Rencontre avec la mère poule intérieure

En fait, notre chroniqueuse a toujours pensé qu'il lui serait facile de lâcher prise. Et puis ses enfants ont grandi.

Et tout à coup, le garçon a grandi d'une tête et pesé cinq kilos de plus, d'un moment à l'autre, semblait-il. Quand les enfants étaient petits, cela arrivait tout le temps. Il m'arrivait d'aller travailler le matin et de rentrer le soir, le fils avait l'air complètement différent et je pensais qu'en tant que mère qui travaille, je passais à côté de tant de choses. Mais ensuite, les enfants sont entrés à l'école, tout est devenu plus structuré et plus régulier. Un développement continu plutôt que des sauts, accompagné par des enseignantes primaires prudentes qui m'informaient sans faille de ses progrès et de ses lacunes. Pendant ce temps, je menais les combats classiques à la maison : Peigne-toi avant de sortir, range ta chambre, pose ton smartphone, qui a fini de manger les biscuits et n'a pas jeté la boîte ? Je ne sais pas combien de synapses m'ont grillé pendant que je réclamais cela à différents niveaux de décibels.
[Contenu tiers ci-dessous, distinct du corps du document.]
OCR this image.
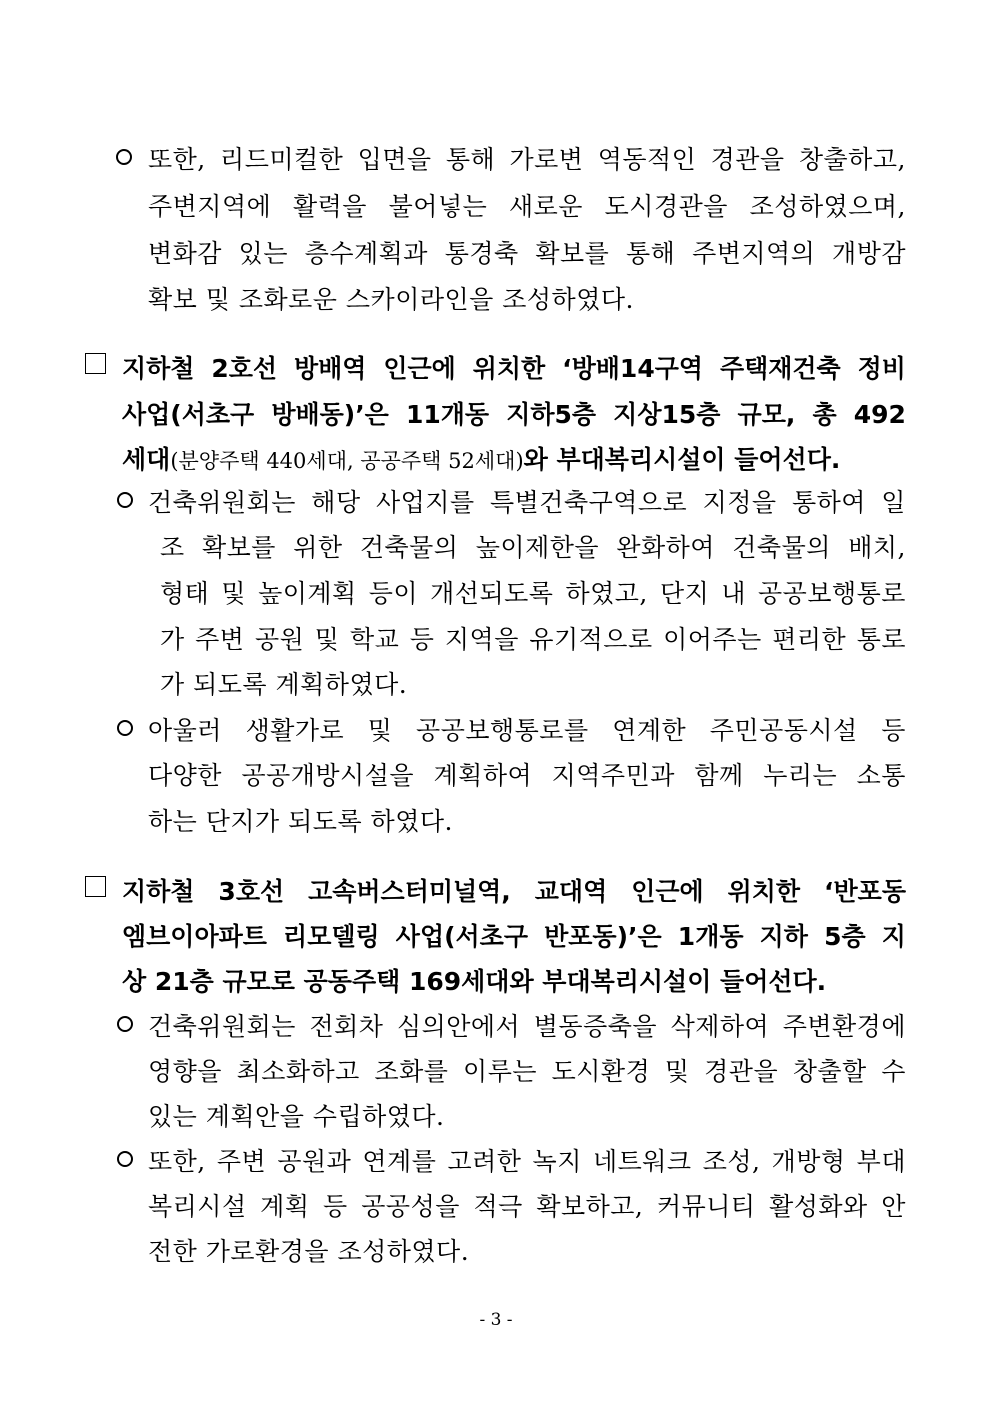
또한, 리드미컬한 입면을 통해 가로변 역동적인 경관을 창출하고,
주변지역에 활력을 불어넣는 새로운 도시경관을 조성하였으며,
변화감 있는 층수계획과 통경축 확보를 통해 주변지역의 개방감
확보 및 조화로운 스카이라인을 조성하였다.
지하철 2호선 방배역 인근에 위치한 ‘방배14구역 주택재건축 정비
사업(서초구 방배동)’은 11개동 지하5층 지상15층 규모, 총 492
세대(분양주택 440세대, 공공주택 52세대)와 부대복리시설이 들어선다.
건축위원회는 해당 사업지를 특별건축구역으로 지정을 통하여 일
조 확보를 위한 건축물의 높이제한을 완화하여 건축물의 배치,
형태 및 높이계획 등이 개선되도록 하였고, 단지 내 공공보행통로
가 주변 공원 및 학교 등 지역을 유기적으로 이어주는 편리한 통로
가 되도록 계획하였다.
아울러 생활가로 및 공공보행통로를 연계한 주민공동시설 등
다양한 공공개방시설을 계획하여 지역주민과 함께 누리는 소통
하는 단지가 되도록 하였다.
지하철 3호선 고속버스터미널역, 교대역 인근에 위치한 ‘반포동
엠브이아파트 리모델링 사업(서초구 반포동)’은 1개동 지하 5층 지
상 21층 규모로 공동주택 169세대와 부대복리시설이 들어선다.
건축위원회는 전회차 심의안에서 별동증축을 삭제하여 주변환경에
영향을 최소화하고 조화를 이루는 도시환경 및 경관을 창출할 수
있는 계획안을 수립하였다.
또한, 주변 공원과 연계를 고려한 녹지 네트워크 조성, 개방형 부대
복리시설 계획 등 공공성을 적극 확보하고, 커뮤니티 활성화와 안
전한 가로환경을 조성하였다.
- 3 -
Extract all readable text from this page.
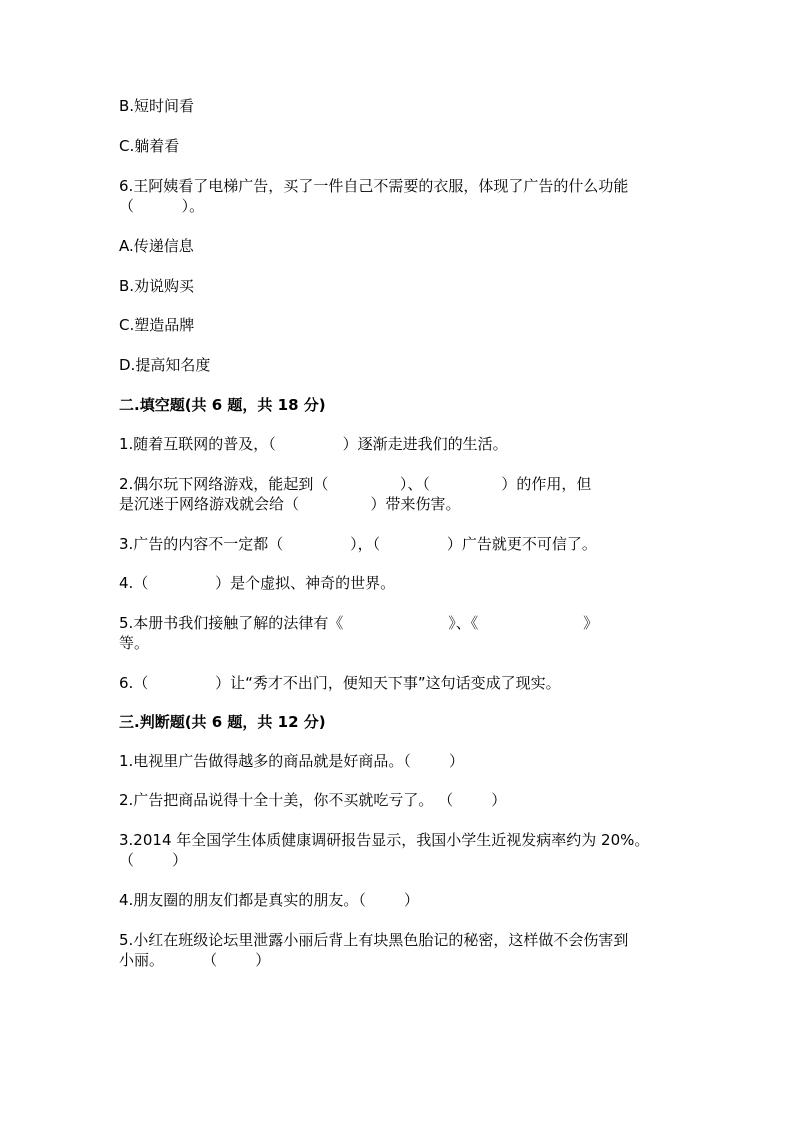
B.短时间看
C.躺着看
6.王阿姨看了电梯广告，买了一件自己不需要的衣服，体现了广告的什么功能
（          ）。
A.传递信息
B.劝说购买
C.塑造品牌
D.提高知名度
二.填空题(共 6 题，共 18 分)
1.随着互联网的普及，（              ）逐渐走进我们的生活。
2.偶尔玩下网络游戏，能起到（               ）、（               ）的作用，但
是沉迷于网络游戏就会给（               ）带来伤害。
3.广告的内容不一定都（              ），（              ）广告就更不可信了。
4.（              ）是个虚拟、神奇的世界。
5.本册书我们接触了解的法律有《                      》、《                      》
等。
6.（              ）让“秀才不出门，便知天下事”这句话变成了现实。
三.判断题(共 6 题，共 12 分)
1.电视里广告做得越多的商品就是好商品。（        ）
2.广告把商品说得十全十美，你不买就吃亏了。 （        ）
3.2014 年全国学生体质健康调研报告显示，我国小学生近视发病率约为 20%。
（        ）
4.朋友圈的朋友们都是真实的朋友。（        ）
5.小红在班级论坛里泄露小丽后背上有块黑色胎记的秘密，这样做不会伤害到
小丽。        （        ）
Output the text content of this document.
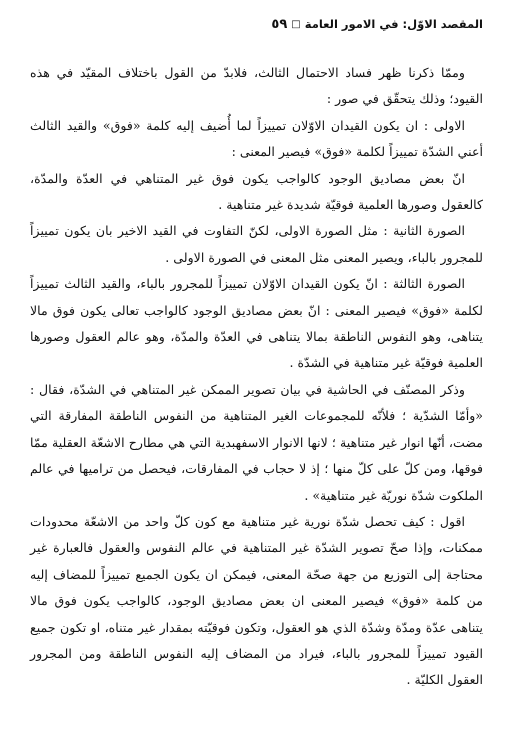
المقصد الاوّل: في الامور العامة
□
٥٩

وممّا ذكرنا ظهر فساد الاحتمال الثالث، فلابدّ من القول باختلاف المقيّد في هذه القيود؛ وذلك يتحقّق في صور :

الاولى : ان يكون القيدان الاوّلان تمييزاً لما أُضيف إليه كلمة «فوق» والقيد الثالث أعني الشدّة تمييزاً لكلمة «فوق» فيصير المعنى :

انّ بعض مصاديق الوجود كالواجب يكون فوق غير المتناهي في العدّة والمدّة، كالعقول وصورها العلمية فوقيّة شديدة غير متناهية .

الصورة الثانية : مثل الصورة الاولى، لكنّ التفاوت في القيد الاخير بان يكون تمييزاً للمجرور بالباء، ويصير المعنى مثل المعنى في الصورة الاولى .

الصورة الثالثة : انّ يكون القيدان الاوّلان تمييزاً للمجرور بالباء، والقيد الثالث تمييزاً لكلمة «فوق» فيصير المعنى : انّ بعض مصاديق الوجود كالواجب تعالى يكون فوق مالا يتناهى، وهو النفوس الناطقة بمالا يتناهى في العدّة والمدّة، وهو عالم العقول وصورها العلمية فوقيّة غير متناهية في الشدّة .

وذكر المصنّف في الحاشية في بيان تصوير الممكن غير المتناهي في الشدّة، فقال : «وأمّا الشدّية ؛ فلأنّه للمجموعات الغير المتناهية من النفوس الناطقة المفارقة التي مضت، أنّها انوار غير متناهية ؛ لانها الانوار الاسفهبدية التي هي مطارح الاشعّة العقلية ممّا فوقها، ومن كلّ على كلّ منها ؛ إذ لا حجاب في المفارقات، فيحصل من تراميها في عالم الملكوت شدّة نوريّة غير متناهية» .

اقول : كيف تحصل شدّة نورية غير متناهية مع كون كلّ واحد من الاشعّة محدودات ممكنات، وإذا صحّ تصوير الشدّة غير المتناهية في عالم النفوس والعقول فالعبارة غير محتاجة إلى التوزيع من جهة صحّة المعنى، فيمكن ان يكون الجميع تمييزاً للمضاف إليه من كلمة «فوق» فيصير المعنى ان بعض مصاديق الوجود، كالواجب يكون فوق مالا يتناهى عدّة ومدّة وشدّة الذي هو العقول، وتكون فوقيّته بمقدار غير متناه، او تكون جميع القيود تمييزاً للمجرور بالباء، فيراد من المضاف إليه النفوس الناطقة ومن المجرور العقول الكليّة .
Mais je sais que j'ai attendu avec impatience le jour où il comprendrait enfin.

«En fait, j'ai toujours pensé que c'était facile de lâcher prise».

Peut-être que trop de synapses ont grillé, car j'ai dû rater quelque chose quelque part. Maintenant, tout est différent. Pendant ces vacances d'été, j'ai appris à mon fils de douze ans à se faire cuire un œuf au plat, ce qu'il n'avait pas réussi à faire jusqu'à présent en raison de son manque d'intérêt. Je l'ai laissé parcourir seul de longues distances en train, avec des changements. Après des débuts hésitants, cela l'a rempli de fierté. Il m'a dit : «J'ai maintenant découvert les avantages de l'indépendance». Et depuis, tout a changé. Il fait ses devoirs quand je le lui demande. Il s'exerce à la guitare sans que je le lui demande, il ne se contente pas de se coiffer, il se coiffe même. Non seulement il met ses pantalons correctement, mais il ne met plus que les pantalons qui correspondent à son nouveau sens du style. Est-ce que c'est encore mon fils ? Oh oui ! Mais cela me fait presque un peu peur, c'est pourquoi je me demande : suis-je encore la mère que j'étais ?

Maintenant, je découvre une nouvelle mère en moi". Une que je ne connaissais pas et qui ressemble étrangement à une mère poule".

En fait, j'ai toujours pensé qu'il m'était facile de lâcher prise. J'ai accueilli avec joie chaque nouvelle parcelle d'indépendance de mes enfants. J'attendais avec impatience le jour où ils voleraient de leurs propres ailes et chercheraient leur propre voie. Je me réjouissais de la liberté que j'allais ainsi retrouver. Mais maintenant, je découvre une nouvelle mère en moi. Une que je ne connaissais pas et qui ressemble étrangement à une mère poule. Elle veut étendre son aile sur son plus jeune enfant et le garder de préférence auprès d'elle. Elle ne pense plus à ses propres libertés, mais au nid vide qui restera un jour ou l'autre. Je connais ce genre de mère poule et les dégâts qu'elle peut causer. Mon père, lui aussi fils cadet, m'a raconté ses combats pour la libération et combien c'était difficile. Je ne veux pas imposer cela à mon fils. Mais en attendant, je vais prendre soin de la mère poule qui est en moi. Je vais lui faire cuire des œufs au plat et l'envoyer faire des voyages en train avec mon fils. Jusqu'à ce qu'il soit prêt, alors je le libérerai et je transformerai la mère poule en un beau poulet rôti. Peut-être que le fils viendra manger.

A propos de l'auteur


Michèle Binswanger est philosophe de formation, journaliste et auteure de livres. Elle écrit sur des sujets de société, est mère de deux enfants et vit à Bâle.